Oh how I wish this was not the case . I spent years numbing my emotions. Not consciously but it was often what I was doing.

Numbing my stress with a few glasses of wine at night. Numbing my loneliness and unworthiness by working to hard. Numbing my fear and anger with sugar or as Brene so wonderfully says ‘with banana nut muffins’. And there are many other ways it can be done too – shopping, over-excercising as a form of running from myself, social media, people pleasing, care-taking others, control, perfectionism, caffeine, TV as a way of avoiding reality. The list goes on

And at some point, many years ago now, I learnt the hard lesson that this quote points to. I found myself feeling pretty depressed, flat, busy and unhappy with life. Depression can often be repressed anger and, my busyness was trying to cover up my anxiety. But in trying to numb these emotions, not sit with them, allow them, accept them, work with them, I also found myself unable to feel real joy, connection, love, gratitude, peace.

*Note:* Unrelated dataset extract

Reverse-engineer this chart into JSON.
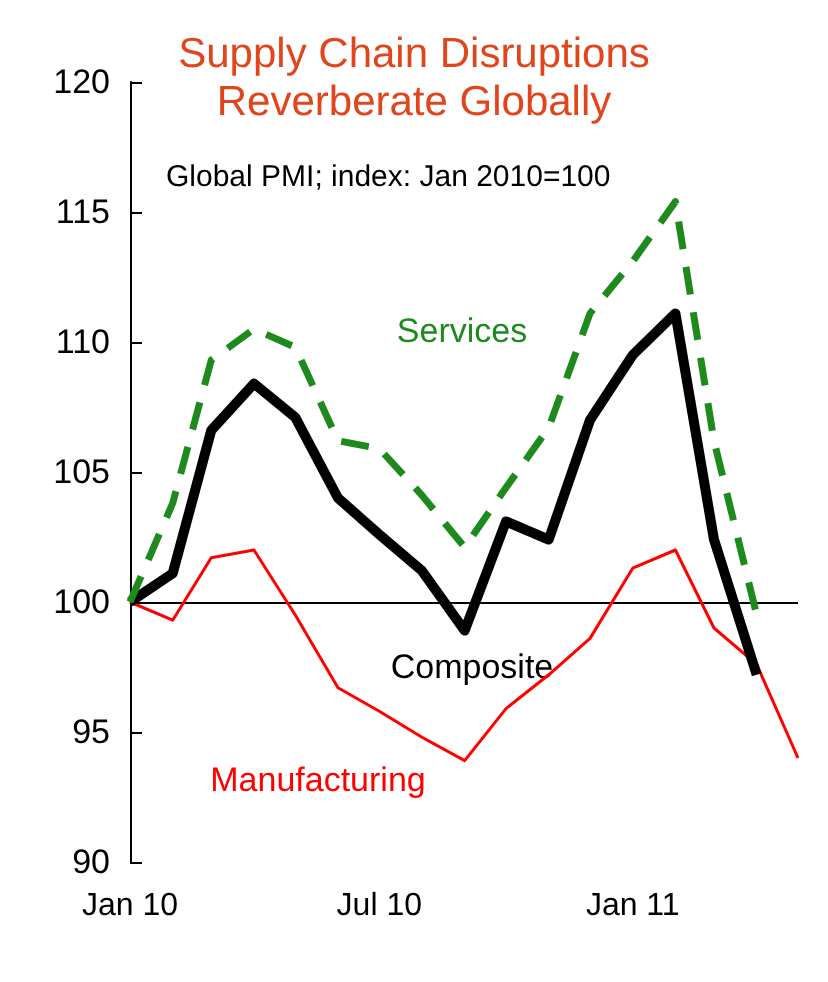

As I have gone on my compassionate self-awareness journey and come face to face with my past and present, with my fears, anger and pain, with who I am and with who I am not, in fact the deeper I have gone, the more deep hurt I have acknowledge within myself, the more joy, love, connection, self-respect, inner freedom and self compassion I have also learnt to hold.

It may not be an easy journey, feeling painful emotions, but it is a journey that has brought me more fully into relationship with myself and with life. It is a journey full of richness, authenticity and meaning. A journey of learning to feel everything there is to feel as part of being human, as part of being alive. A journey which today I feel very grateful for (even when it hurts!).